Kisah Tikus Kantor yang Licik
![]() |
Tikus Kantor |
Pada suatu hari di hari yang cerah, hiduplah seekor Tikus ambisius yang sangat rajin dan cerdas, tikus tersebut bekerja sebagai pekerja kantoran di suatu perusahaan terkenal, si Tikus juga dikenal sebagai seekor pekerja yang sangat rajin dalam menyelesaikan setiap tugas-tugas yang diberikan. Dibandingkan dengan hewan-hewan yang lain, Tikus mampu menyelesaikan setiap pekerjaannya lebih cepat hingga 2 kali lipat lebih cepat dibandingkan dengan hewan-hewan yang lain. Namun, dibalik sikap ambisiusnya dalam pekerjaan, Tikus itu ternyata merupakan seekor hewan yang sangat licik dan suka mengambil keuntungan perusahaan untuk dirinya sendiri. Tikus itu juga terkadang tak segan untuk menjegal rekan sekerja yang dia rasa mengancam jabatannya di perusahaan. Saking cerdik dan liciknya, Tikus juga kerap memanipulasi rekan sekerjanya hingga mengikuti sesuai keinginannya sehingga si Tikus dapat memperoleh keuntungannya sendiri. Meskipun terkadang ada beberapa rekannya yang curiga, pada akhirnya si Tikus mampu menyembunyikan kebusukannya dengan kecerdikannya. Tikus itu juga kerap membuat janji-janji manis yang terasa sangat meyakinkan kepada rekan-rekannya untuk memperoleh keuntungan bersama, namun pada akhirnya janji-janji tersebut hanyalah sebuah omong kosong yang ia buat demi keuntungannya sendiri. Walaupun ada si Kucing yang menjaga setiap keamanan perusahaan, Tikus tahu bahwa Kucing juga seringkali merasa lapar ketika menjalankan tugas, tikus tersebut memberikan roti kepada kucing tiap kali ia merasa lapar. Dengan begitu, si Kucing akan merasa bahwa si Tikus adalah seekor hewan yang baik dan tidak akan macam-macam di perusahaan. Dengan begini, si Tikus akan merasa lebih aman dan bisa menjalankan aksinya tanpa perlu khawatir ditangkap.

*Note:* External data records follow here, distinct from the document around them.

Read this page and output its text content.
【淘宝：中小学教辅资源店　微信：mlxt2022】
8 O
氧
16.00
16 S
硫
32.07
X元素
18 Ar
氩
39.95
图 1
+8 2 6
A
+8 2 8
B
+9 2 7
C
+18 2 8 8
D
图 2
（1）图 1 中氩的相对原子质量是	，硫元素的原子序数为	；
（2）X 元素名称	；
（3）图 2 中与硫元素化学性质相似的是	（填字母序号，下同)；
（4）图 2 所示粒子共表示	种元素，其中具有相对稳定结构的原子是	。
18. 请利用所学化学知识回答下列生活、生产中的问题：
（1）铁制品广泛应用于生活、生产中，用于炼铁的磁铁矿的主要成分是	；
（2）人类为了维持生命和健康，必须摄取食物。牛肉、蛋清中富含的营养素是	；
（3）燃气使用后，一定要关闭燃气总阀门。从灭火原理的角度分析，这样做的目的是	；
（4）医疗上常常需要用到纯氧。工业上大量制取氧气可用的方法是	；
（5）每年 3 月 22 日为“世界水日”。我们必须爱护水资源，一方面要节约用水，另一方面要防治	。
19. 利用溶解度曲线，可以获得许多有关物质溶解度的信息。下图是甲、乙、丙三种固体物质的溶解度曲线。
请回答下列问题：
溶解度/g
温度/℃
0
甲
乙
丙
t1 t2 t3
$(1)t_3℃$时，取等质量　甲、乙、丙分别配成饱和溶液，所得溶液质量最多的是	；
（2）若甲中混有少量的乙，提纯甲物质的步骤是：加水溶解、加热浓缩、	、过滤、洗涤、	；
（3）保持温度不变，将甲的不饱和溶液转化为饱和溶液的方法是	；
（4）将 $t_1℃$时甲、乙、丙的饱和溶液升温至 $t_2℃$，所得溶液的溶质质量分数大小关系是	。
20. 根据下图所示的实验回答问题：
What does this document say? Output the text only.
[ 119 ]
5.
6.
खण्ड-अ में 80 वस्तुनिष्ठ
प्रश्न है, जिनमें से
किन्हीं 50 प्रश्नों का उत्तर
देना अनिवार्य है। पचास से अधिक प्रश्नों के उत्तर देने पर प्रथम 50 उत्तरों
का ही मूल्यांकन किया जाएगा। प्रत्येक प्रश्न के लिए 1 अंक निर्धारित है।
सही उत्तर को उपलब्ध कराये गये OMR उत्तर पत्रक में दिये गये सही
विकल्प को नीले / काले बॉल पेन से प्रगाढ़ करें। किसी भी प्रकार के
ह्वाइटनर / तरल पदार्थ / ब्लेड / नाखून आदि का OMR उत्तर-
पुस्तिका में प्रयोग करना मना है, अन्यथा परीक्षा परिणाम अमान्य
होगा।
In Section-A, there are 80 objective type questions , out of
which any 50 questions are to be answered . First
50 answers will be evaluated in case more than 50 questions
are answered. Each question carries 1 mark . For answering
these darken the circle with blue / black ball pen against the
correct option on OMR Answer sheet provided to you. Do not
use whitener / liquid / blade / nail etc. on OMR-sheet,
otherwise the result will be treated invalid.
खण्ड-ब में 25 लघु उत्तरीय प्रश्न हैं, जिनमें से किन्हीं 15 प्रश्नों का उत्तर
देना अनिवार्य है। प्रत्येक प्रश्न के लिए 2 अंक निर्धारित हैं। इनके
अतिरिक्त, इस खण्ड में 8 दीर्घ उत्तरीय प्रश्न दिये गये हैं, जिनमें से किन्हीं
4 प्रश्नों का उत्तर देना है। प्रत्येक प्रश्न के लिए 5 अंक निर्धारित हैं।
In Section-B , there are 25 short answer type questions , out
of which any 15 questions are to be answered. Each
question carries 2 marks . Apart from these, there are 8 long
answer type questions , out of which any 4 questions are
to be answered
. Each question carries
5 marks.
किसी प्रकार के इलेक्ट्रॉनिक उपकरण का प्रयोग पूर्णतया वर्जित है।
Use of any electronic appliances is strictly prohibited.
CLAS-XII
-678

Namun di suatu hari, si Singa yang merupakan seorang pemilik perusahaan datang ke perusahaan dikarenakan curiga dengan keuntungan perusahaan yang tidak sesuai dengan jumlah yang ada di laporan perusahaan. Dengan cepat, si Singa mengadakan rapat untuk membahas permasalahan tersebut, si Tikus menghadiri rapat itu dikarenakan si Tikus merupakan seorang atasan di perusahaan tersebut. Singapun mulai membahas dan mempertanyakan jumlah keuntungan perusahaan yang tidak sesuai tersebut yang membuat perusahaan rugi. Singapun juga membahas akan membawa permasalahan tersebut di jalur hukum dan akan memasukkan pelaku tersebut ke penjara. Si Tikus yang berada di dalam ruangan juga mulai panik karena dirinya takut ditangkap. Namun, pada akhirnya rapat tersebut selesai, Singa yang masih curiga itu menyuruh pihak keamanan yang ia bawa dari luar perusahaan untuk mengintrogasi setiap hewan pekerja yang ada di perusahaan. Si Kucing yang merupakan pihak keamanan perusahaan tersebut juga ikut diinterogasi. Dikarenakan kerja si Kucing yang molor dan tidak becus, si Kucing mendapatkan teguran keras dan terancam dikeluarkan jika si Kucing masih tidak melaksanakan tugasnya dengan baik. Ketika si Tikus diinterogasi, dengan perkataannya yang licik, ia berhasil mengelabui si Singa dan pihak keamanan yang dibawa oleh si Singa, sehingga si Tikus bebas dari kecurigaan. Ketika si Tikus sudah merasa aman dari kecurigaan si Singa, si Tikus dengan rakus ingin mengambil keuntungan perusahaan lagi demi mengambil keuntungannya sendiri. Tapi nasib sial menimpa sang Tikus, ketika ia sedang menyelipkan keuntungan perusahaan, si Tikus ketahuan oleh salah satu pihak keamanan si Singa, dan iapun dilaporkan oleh si Singa. Singa yang marah dan merasa dirugikan itupun, dengan tegas memecat si Tikus dan membawa si Tikus ke jalur hukum. Pada akhirnya, si Tikus terbukti bersalah dan iapun dijatuhi hukuman penjara dan harus membayar denda yang sangat besar. Pada akhirnya, si Tikus menyesal karena telah melakukan tindakan yang telah berakhir menghancurkan karirnya.